Earnings for the S&P 500 consumer discretionary sector have rebounded 315.4 percent from a year earlier, and the average company beat estimates by 22.5 percent, according to Bloomberg. In turn, investors have rewarded the sector, which has risen 3.1 percent since the quarter began, more than any other sector.
Bearish investors like Baird's Bittles believe the consumer's momentum can't be continued, especially against the backdrop of high unemployment. "Consumer balance sheets are still weak and need to be repaired," he says.
The key question for investors is whether the first quarter's good news—which included higher U.S. consumer spending, improvement in other economic data, and especially the corporate profit rebound—can continue through the rest of the year. "All the concern has to do with the trajectory and strength of the recovery," says USAA portfolio manager Bernie Williams.
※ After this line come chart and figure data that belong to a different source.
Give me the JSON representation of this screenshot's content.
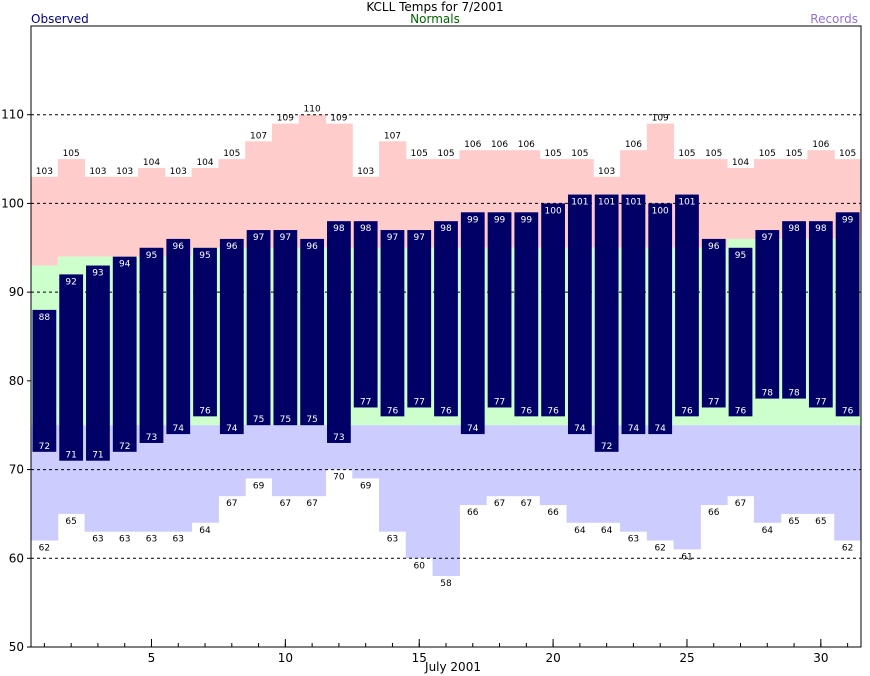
{
  "header": {
    "title": "KCLL Temps for 7/2001",
    "observed_label": "Observed",
    "normals_label": "Normals",
    "records_label": "Records"
  },
  "colors": {
    "observed": "#000066",
    "normals": "#ccffcc",
    "record_high": "#ffcccc",
    "record_low": "#ccccff",
    "observed_text": "#000080",
    "normals_text": "#006400",
    "records_text": "#9370db"
  },
  "chart_data": {
    "type": "bar",
    "title": "KCLL Temps for 7/2001",
    "xlabel": "July 2001",
    "ylabel": "",
    "ylim": [
      50,
      120
    ],
    "xlim": [
      0.5,
      31.5
    ],
    "yticks": [
      50,
      60,
      70,
      80,
      90,
      100,
      110
    ],
    "xticks": [
      5,
      10,
      15,
      20,
      25,
      30
    ],
    "grid": "dashed horizontal at 60, 70, 90, 100, 110",
    "legend": [
      "Observed",
      "Normals",
      "Records"
    ],
    "legend_placement": "top",
    "days": [
      1,
      2,
      3,
      4,
      5,
      6,
      7,
      8,
      9,
      10,
      11,
      12,
      13,
      14,
      15,
      16,
      17,
      18,
      19,
      20,
      21,
      22,
      23,
      24,
      25,
      26,
      27,
      28,
      29,
      30,
      31
    ],
    "series": [
      {
        "name": "Observed",
        "kind": "high",
        "values": [
          88,
          92,
          93,
          94,
          95,
          96,
          95,
          96,
          97,
          97,
          96,
          98,
          98,
          97,
          97,
          98,
          99,
          99,
          99,
          100,
          101,
          101,
          101,
          100,
          101,
          96,
          95,
          97,
          98,
          98,
          99
        ]
      },
      {
        "name": "Observed",
        "kind": "low",
        "values": [
          72,
          71,
          71,
          72,
          73,
          74,
          76,
          74,
          75,
          75,
          75,
          73,
          77,
          76,
          77,
          76,
          74,
          77,
          76,
          76,
          74,
          72,
          74,
          74,
          76,
          77,
          76,
          78,
          78,
          77,
          76
        ]
      },
      {
        "name": "Normals",
        "kind": "high",
        "values": [
          93,
          94,
          94,
          94,
          94,
          94,
          95,
          95,
          95,
          95,
          95,
          95,
          95,
          95,
          95,
          95,
          95,
          95,
          95,
          95,
          95,
          95,
          95,
          95,
          95,
          95,
          96,
          96,
          96,
          96,
          96
        ]
      },
      {
        "name": "Normals",
        "kind": "low",
        "values": [
          75,
          75,
          75,
          75,
          75,
          75,
          75,
          75,
          75,
          75,
          75,
          75,
          75,
          75,
          75,
          75,
          75,
          75,
          75,
          75,
          75,
          75,
          75,
          75,
          75,
          75,
          75,
          75,
          75,
          75,
          75
        ]
      },
      {
        "name": "Records",
        "kind": "high",
        "values": [
          103,
          105,
          103,
          103,
          104,
          103,
          104,
          105,
          107,
          109,
          110,
          109,
          103,
          107,
          105,
          105,
          106,
          106,
          106,
          105,
          105,
          103,
          106,
          109,
          105,
          105,
          104,
          105,
          105,
          106,
          105
        ]
      },
      {
        "name": "Records",
        "kind": "low",
        "values": [
          62,
          65,
          63,
          63,
          63,
          63,
          64,
          67,
          69,
          67,
          67,
          70,
          69,
          63,
          60,
          58,
          66,
          67,
          67,
          66,
          64,
          64,
          63,
          62,
          61,
          66,
          67,
          64,
          65,
          65,
          62
        ]
      }
    ]
  }
}
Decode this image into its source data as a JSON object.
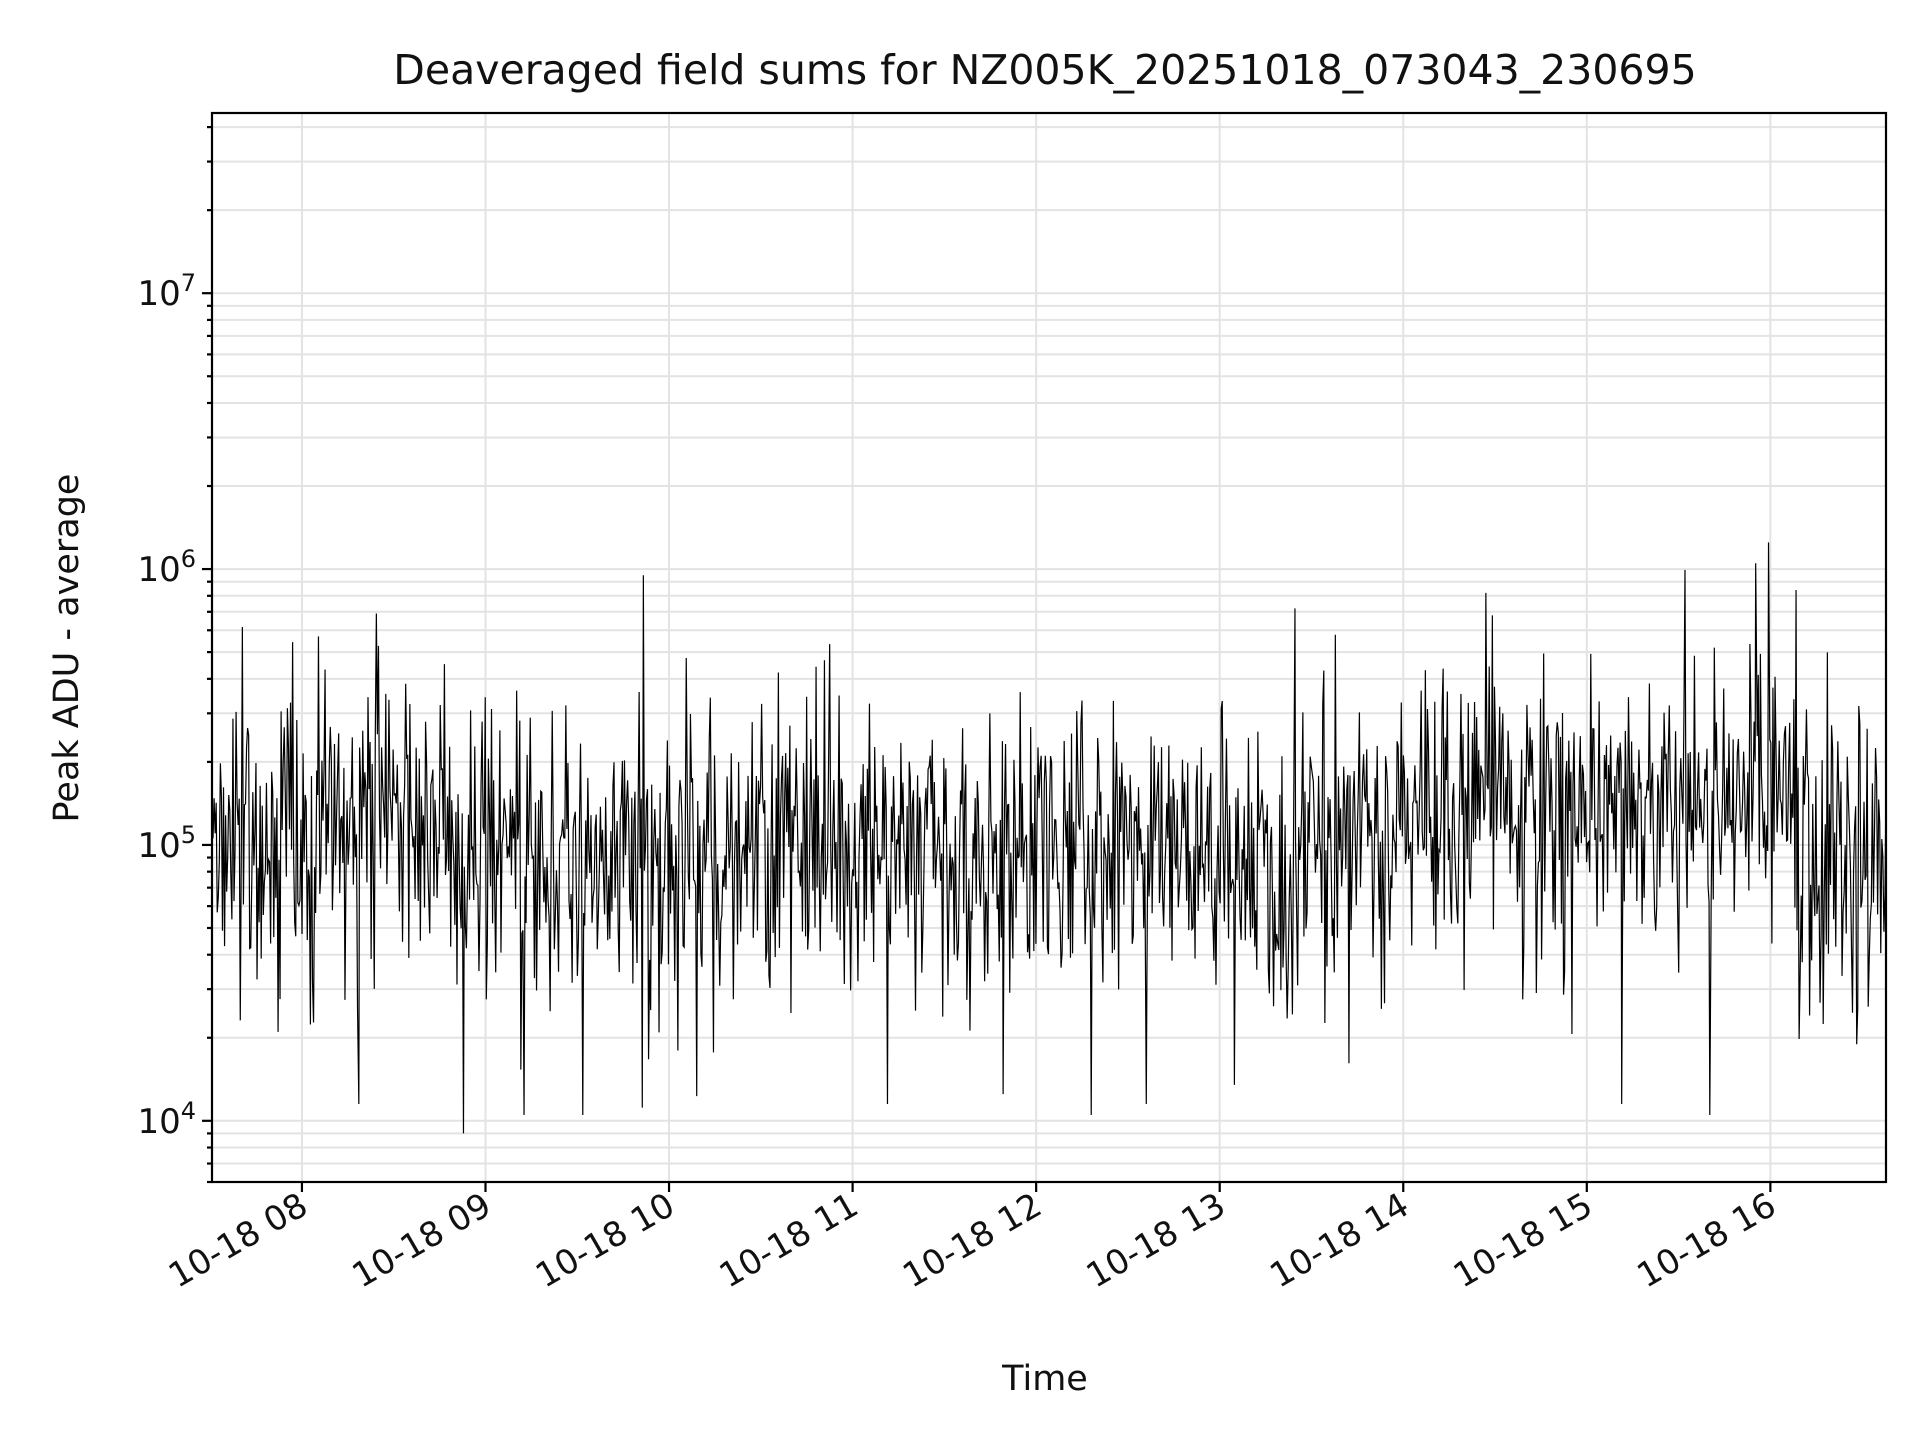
{
  "chart_data": {
    "type": "line",
    "title": "Deaveraged field sums for NZ005K_20251018_073043_230695",
    "xlabel": "Time",
    "ylabel": "Peak ADU - average",
    "yscale": "log",
    "ylim": [
      6000,
      45000000
    ],
    "xlim_hours": [
      7.51,
      16.63
    ],
    "grid": true,
    "x_ticks": [
      {
        "hour": 8,
        "label": "10-18 08"
      },
      {
        "hour": 9,
        "label": "10-18 09"
      },
      {
        "hour": 10,
        "label": "10-18 10"
      },
      {
        "hour": 11,
        "label": "10-18 11"
      },
      {
        "hour": 12,
        "label": "10-18 12"
      },
      {
        "hour": 13,
        "label": "10-18 13"
      },
      {
        "hour": 14,
        "label": "10-18 14"
      },
      {
        "hour": 15,
        "label": "10-18 15"
      },
      {
        "hour": 16,
        "label": "10-18 16"
      }
    ],
    "y_ticks": [
      {
        "value": 10000,
        "base": "10",
        "exp": "4"
      },
      {
        "value": 100000,
        "base": "10",
        "exp": "5"
      },
      {
        "value": 1000000,
        "base": "10",
        "exp": "6"
      },
      {
        "value": 10000000,
        "base": "10",
        "exp": "7"
      }
    ],
    "series": [
      {
        "name": "deaveraged field sum",
        "color": "#000000",
        "time_start_hour": 7.51,
        "time_end_hour": 16.63,
        "n_points": 1600,
        "typical_value": 100000,
        "minimum_value": 9000,
        "maximum_value": 1250000,
        "notable_points": [
          {
            "hour": 7.87,
            "value": 21000
          },
          {
            "hour": 8.09,
            "value": 570000
          },
          {
            "hour": 8.31,
            "value": 11500
          },
          {
            "hour": 8.88,
            "value": 9000
          },
          {
            "hour": 9.21,
            "value": 10500
          },
          {
            "hour": 9.53,
            "value": 10500
          },
          {
            "hour": 9.86,
            "value": 950000
          },
          {
            "hour": 11.19,
            "value": 11500
          },
          {
            "hour": 11.82,
            "value": 12500
          },
          {
            "hour": 12.3,
            "value": 10500
          },
          {
            "hour": 12.6,
            "value": 11500
          },
          {
            "hour": 13.08,
            "value": 13500
          },
          {
            "hour": 13.41,
            "value": 720000
          },
          {
            "hour": 14.45,
            "value": 820000
          },
          {
            "hour": 15.19,
            "value": 11500
          },
          {
            "hour": 15.67,
            "value": 10500
          },
          {
            "hour": 15.92,
            "value": 1050000
          },
          {
            "hour": 15.99,
            "value": 1250000
          },
          {
            "hour": 16.14,
            "value": 840000
          }
        ]
      }
    ]
  }
}
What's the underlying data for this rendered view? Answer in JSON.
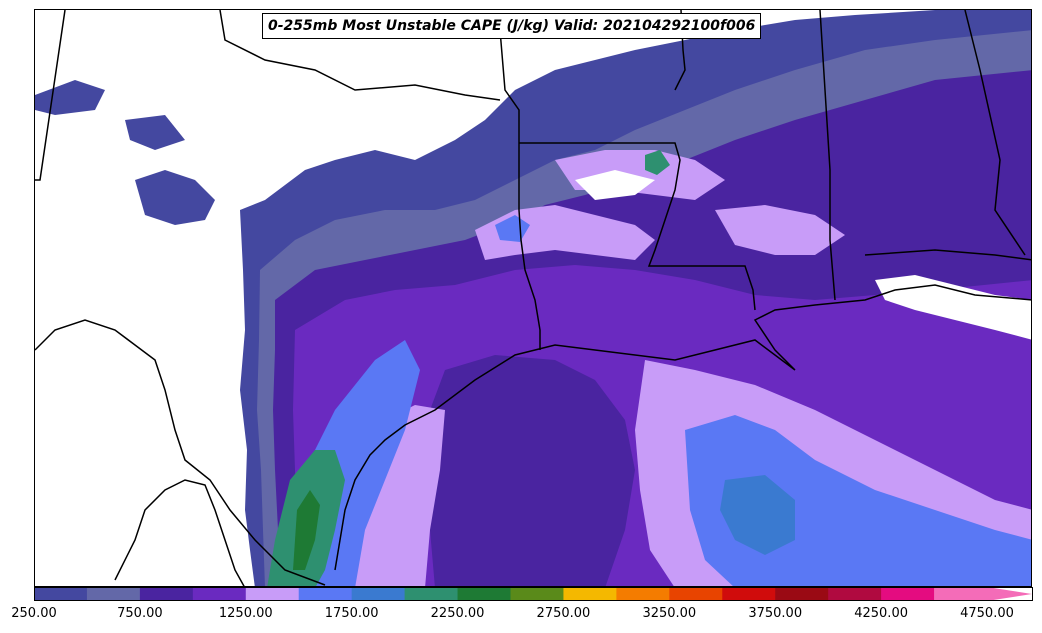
{
  "title": "0-255mb Most Unstable CAPE (J/kg) Valid: 202104292100f006",
  "colorbar": {
    "levels": [
      250,
      500,
      750,
      1000,
      1250,
      1500,
      1750,
      2000,
      2250,
      2500,
      2750,
      3000,
      3250,
      3500,
      3750,
      4000,
      4250,
      4500,
      4750
    ],
    "colors": [
      "#4448a0",
      "#6368a8",
      "#4a24a0",
      "#6a2ac0",
      "#c89cf8",
      "#5a78f4",
      "#3a7ad0",
      "#2e9070",
      "#1e7a34",
      "#5a8a1a",
      "#f4b800",
      "#f47c00",
      "#e84400",
      "#d00c0c",
      "#9a0a14",
      "#b00a40",
      "#e40c80",
      "#f46cb8"
    ],
    "tick_labels": [
      "250.00",
      "750.00",
      "1250.00",
      "1750.00",
      "2250.00",
      "2750.00",
      "3250.00",
      "3750.00",
      "4250.00",
      "4750.00"
    ],
    "extend": "max"
  }
}
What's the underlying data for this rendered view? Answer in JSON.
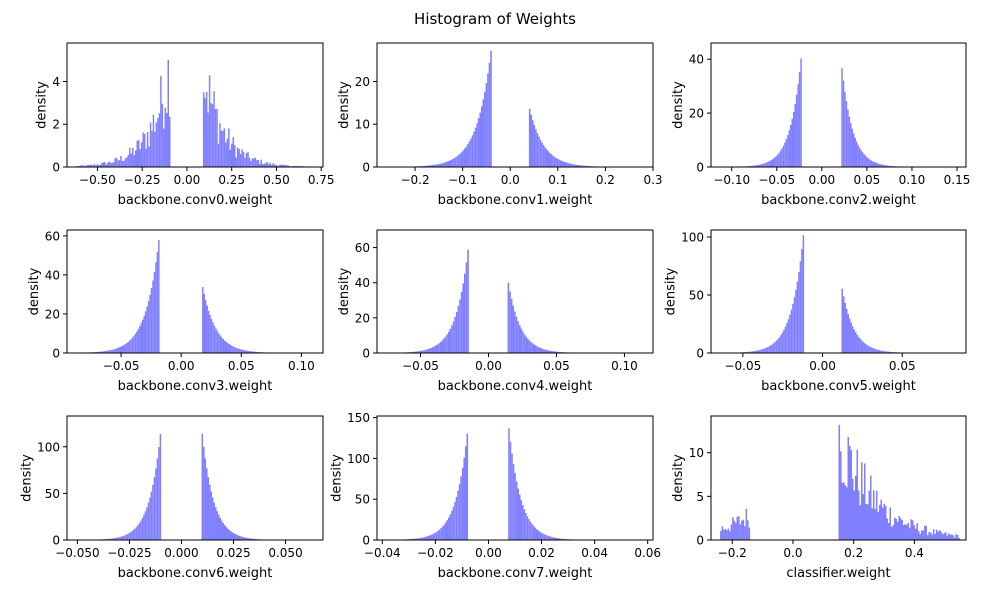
{
  "title": "Histogram of Weights",
  "colors": {
    "bar": "#7f7fff",
    "axis": "#000000",
    "background": "#ffffff"
  },
  "chart_data": [
    {
      "type": "bar",
      "xlabel": "backbone.conv0.weight",
      "ylabel": "density",
      "xlim": [
        -0.67,
        0.76
      ],
      "ylim": [
        0,
        5.8
      ],
      "xticks": [
        -0.5,
        -0.25,
        0.0,
        0.25,
        0.5,
        0.75
      ],
      "xticklabels": [
        "−0.50",
        "−0.25",
        "0.00",
        "0.25",
        "0.50",
        "0.75"
      ],
      "yticks": [
        0,
        2,
        4
      ],
      "yticklabels": [
        "0",
        "2",
        "4"
      ],
      "distribution": {
        "gap": [
          -0.095,
          0.09
        ],
        "left_peak": 5.2,
        "right_peak": 5.1,
        "left_min": -0.62,
        "right_max": 0.7,
        "decay": 0.11,
        "noisy": true
      }
    },
    {
      "type": "bar",
      "xlabel": "backbone.conv1.weight",
      "ylabel": "density",
      "xlim": [
        -0.28,
        0.3
      ],
      "ylim": [
        0,
        29
      ],
      "xticks": [
        -0.2,
        -0.1,
        0.0,
        0.1,
        0.2,
        0.3
      ],
      "xticklabels": [
        "−0.2",
        "−0.1",
        "0.0",
        "0.1",
        "0.2",
        "0.3"
      ],
      "yticks": [
        0,
        10,
        20
      ],
      "yticklabels": [
        "0",
        "10",
        "20"
      ],
      "distribution": {
        "gap": [
          -0.04,
          0.04
        ],
        "left_peak": 27.5,
        "right_peak": 14,
        "left_min": -0.25,
        "right_max": 0.27,
        "decay": 0.03,
        "noisy": false
      }
    },
    {
      "type": "bar",
      "xlabel": "backbone.conv2.weight",
      "ylabel": "density",
      "xlim": [
        -0.123,
        0.16
      ],
      "ylim": [
        0,
        46
      ],
      "xticks": [
        -0.1,
        -0.05,
        0.0,
        0.05,
        0.1,
        0.15
      ],
      "xticklabels": [
        "−0.10",
        "−0.05",
        "0.00",
        "0.05",
        "0.10",
        "0.15"
      ],
      "yticks": [
        0,
        20,
        40
      ],
      "yticklabels": [
        "0",
        "20",
        "40"
      ],
      "distribution": {
        "gap": [
          -0.022,
          0.022
        ],
        "left_peak": 44,
        "right_peak": 38,
        "left_min": -0.11,
        "right_max": 0.15,
        "decay": 0.012,
        "noisy": false
      }
    },
    {
      "type": "bar",
      "xlabel": "backbone.conv3.weight",
      "ylabel": "density",
      "xlim": [
        -0.095,
        0.118
      ],
      "ylim": [
        0,
        63
      ],
      "xticks": [
        -0.05,
        0.0,
        0.05,
        0.1
      ],
      "xticklabels": [
        "−0.05",
        "0.00",
        "0.05",
        "0.10"
      ],
      "yticks": [
        0,
        20,
        40,
        60
      ],
      "yticklabels": [
        "0",
        "20",
        "40",
        "60"
      ],
      "distribution": {
        "gap": [
          -0.018,
          0.017
        ],
        "left_peak": 61,
        "right_peak": 37,
        "left_min": -0.085,
        "right_max": 0.11,
        "decay": 0.011,
        "noisy": false
      }
    },
    {
      "type": "bar",
      "xlabel": "backbone.conv4.weight",
      "ylabel": "density",
      "xlim": [
        -0.082,
        0.121
      ],
      "ylim": [
        0,
        70
      ],
      "xticks": [
        -0.05,
        0.0,
        0.05,
        0.1
      ],
      "xticklabels": [
        "−0.05",
        "0.00",
        "0.05",
        "0.10"
      ],
      "yticks": [
        0,
        20,
        40,
        60
      ],
      "yticklabels": [
        "0",
        "20",
        "40",
        "60"
      ],
      "distribution": {
        "gap": [
          -0.014,
          0.014
        ],
        "left_peak": 66,
        "right_peak": 43,
        "left_min": -0.075,
        "right_max": 0.115,
        "decay": 0.009,
        "noisy": false
      }
    },
    {
      "type": "bar",
      "xlabel": "backbone.conv5.weight",
      "ylabel": "density",
      "xlim": [
        -0.07,
        0.09
      ],
      "ylim": [
        0,
        106
      ],
      "xticks": [
        -0.05,
        0.0,
        0.05
      ],
      "xticklabels": [
        "−0.05",
        "0.00",
        "0.05"
      ],
      "yticks": [
        0,
        50,
        100
      ],
      "yticklabels": [
        "0",
        "50",
        "100"
      ],
      "distribution": {
        "gap": [
          -0.012,
          0.012
        ],
        "left_peak": 102,
        "right_peak": 58,
        "left_min": -0.065,
        "right_max": 0.085,
        "decay": 0.0075,
        "noisy": false
      }
    },
    {
      "type": "bar",
      "xlabel": "backbone.conv6.weight",
      "ylabel": "density",
      "xlim": [
        -0.055,
        0.068
      ],
      "ylim": [
        0,
        133
      ],
      "xticks": [
        -0.05,
        -0.025,
        0.0,
        0.025,
        0.05
      ],
      "xticklabels": [
        "−0.050",
        "−0.025",
        "0.000",
        "0.025",
        "0.050"
      ],
      "yticks": [
        0,
        50,
        100
      ],
      "yticklabels": [
        "0",
        "50",
        "100"
      ],
      "distribution": {
        "gap": [
          -0.0095,
          0.0095
        ],
        "left_peak": 127,
        "right_peak": 125,
        "left_min": -0.05,
        "right_max": 0.065,
        "decay": 0.0055,
        "noisy": false
      }
    },
    {
      "type": "bar",
      "xlabel": "backbone.conv7.weight",
      "ylabel": "density",
      "xlim": [
        -0.042,
        0.062
      ],
      "ylim": [
        0,
        152
      ],
      "xticks": [
        -0.04,
        -0.02,
        0.0,
        0.02,
        0.04,
        0.06
      ],
      "xticklabels": [
        "−0.04",
        "−0.02",
        "0.00",
        "0.02",
        "0.04",
        "0.06"
      ],
      "yticks": [
        0,
        50,
        100,
        150
      ],
      "yticklabels": [
        "0",
        "50",
        "100",
        "150"
      ],
      "distribution": {
        "gap": [
          -0.0075,
          0.0075
        ],
        "left_peak": 145,
        "right_peak": 144,
        "left_min": -0.035,
        "right_max": 0.058,
        "decay": 0.0045,
        "noisy": false
      }
    },
    {
      "type": "bar",
      "xlabel": "classifier.weight",
      "ylabel": "density",
      "xlim": [
        -0.27,
        0.57
      ],
      "ylim": [
        0,
        14.2
      ],
      "xticks": [
        -0.2,
        0.0,
        0.2,
        0.4
      ],
      "xticklabels": [
        "−0.2",
        "0.0",
        "0.2",
        "0.4"
      ],
      "yticks": [
        0,
        5,
        10
      ],
      "yticklabels": [
        "0",
        "5",
        "10"
      ],
      "distribution": {
        "gap": [
          -0.14,
          0.15
        ],
        "left_peak": 3.2,
        "right_peak": 13.5,
        "left_min": -0.24,
        "right_max": 0.55,
        "decay": 0.12,
        "noisy": true
      }
    }
  ]
}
Earnings have been propped up by government stimulus, cost-cutting, and the benefit of last year's weak dollar, Bittles argues. "Expectations are very optimistic for the balance of this year and next year," he says.
Others are less pessimistic. "There's little doubt that the economy is starting to improve," Yoshikami says. Eventually, the market will catch up to the improving fundamentals, he adds. "Once the dust settles, people are going to realize that earnings have been surprisingly good."
Steverman is a reporter for Bloomberg Businessweek's Finance channel.